After the season ended in 1915, Jimmy returned to Glasgow to sign up voluntary for the Queen’s Own Cameron Highlanders. Conscription was going to come in action in 1916 but since Jimmy was both married and had kids he would have been exempt from that. He was first stationed at the regiments headquarter in Inverness where he became a part of the 3rd Battalion. In 1916, he was posted overseas and was named Corporal. He got injured in the battle by what seemed to have been a gunshot. After a period at a local camp hospital he returned to the front in April 1917. There he was a part of the “Second Battle of Arras” which cost as many as 158-thousand lives. Jimmy saw horror on close range and had to bury his fellow soldiers when it was a pause in the fighting.
In May 1917, he was awarded the Military Medal for acts of bravery. That same July he went home for a brief period to spend some time with his family and friends. This was going to be the last time they saw him. When he returned to the front again he was caught up in the middle of the horror in Passchendaele.
The Battle of Passchendaele has after the war been described as one of the most important battles during the First World War. It took place outside of the Belgian city of Ypres. The Allies aim for the Battle was to cut of the Germans from the harbours in and around the English Channel, but also to break through their barriers. It also worked as a way to distract the German troops from area around Aisne since a large mutiny had broken out there. The battle cost over 600-thousand lives and some of the soldiers even drowned in the thick mud.
Jimmy died around the 20th of August 1917. Exactly how and when he died isn’t clear. But one story tells that he was hit by a bullet in his thigh and crawled down a shell-hole to wait for treatment. But since the advance continued forward, no one came back and helped him. In October that same year they found his body and buried it together with many other.
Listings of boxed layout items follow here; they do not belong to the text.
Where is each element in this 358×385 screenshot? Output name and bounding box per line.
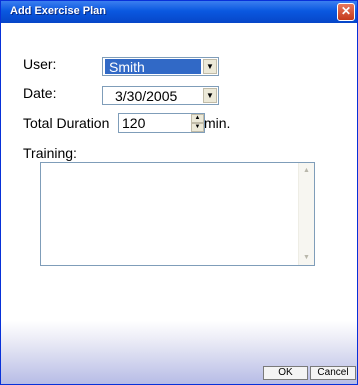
spinner-buttons: ▲ ▼ bbox=[191, 114, 204, 132]
dialog-window: Add Exercise Plan ✕ User: Smith ▼ Date: … bbox=[0, 0, 358, 385]
training-textarea[interactable]: ▲ ▼ bbox=[40, 162, 315, 266]
title-bar[interactable]: Add Exercise Plan ✕ bbox=[1, 1, 357, 23]
cancel-button[interactable]: Cancel bbox=[310, 366, 356, 380]
training-label: Training: bbox=[23, 145, 77, 161]
close-icon[interactable]: ✕ bbox=[337, 3, 355, 21]
training-scrollbar[interactable]: ▲ ▼ bbox=[298, 163, 314, 265]
date-value: 3/30/2005 bbox=[115, 88, 178, 104]
chevron-up-icon[interactable]: ▲ bbox=[191, 114, 204, 123]
user-select[interactable]: Smith ▼ bbox=[102, 57, 219, 76]
user-label: User: bbox=[23, 56, 57, 72]
window-title: Add Exercise Plan bbox=[10, 5, 106, 17]
chevron-down-icon[interactable]: ▼ bbox=[191, 123, 204, 132]
date-picker[interactable]: 3/30/2005 ▼ bbox=[102, 86, 219, 105]
duration-spinner[interactable]: 120 ▲ ▼ bbox=[118, 113, 205, 133]
chevron-down-icon[interactable]: ▼ bbox=[203, 88, 217, 103]
date-label: Date: bbox=[23, 85, 57, 101]
user-select-value: Smith bbox=[105, 59, 201, 75]
scroll-up-icon[interactable]: ▲ bbox=[300, 164, 313, 177]
duration-unit: min. bbox=[204, 115, 231, 131]
ok-button[interactable]: OK bbox=[263, 366, 308, 380]
scroll-down-icon[interactable]: ▼ bbox=[300, 251, 313, 264]
duration-value: 120 bbox=[122, 115, 146, 131]
duration-label: Total Duration bbox=[23, 115, 110, 131]
chevron-down-icon[interactable]: ▼ bbox=[203, 59, 217, 74]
Jimmy will always be praised and honored for his accomplishments during his short but eventful life. He served his country and got plenty of medals. He played football on the highest level and won the FA-cup. But maybe most important of all, he was a loving father of two and a husband to a wonderful wife. He and thousand others lost their lives in the mud of Passchendaele. They will always be remembered.
In 2003 his family auctioned out his FA-cup medal from 1911 and his war medals. The FA-cup medal was sold for 26-thousand pounds to the Bradford supporter, and later chairman, Mark Lawn. Mark later allowed it to be showed at the club’s museum.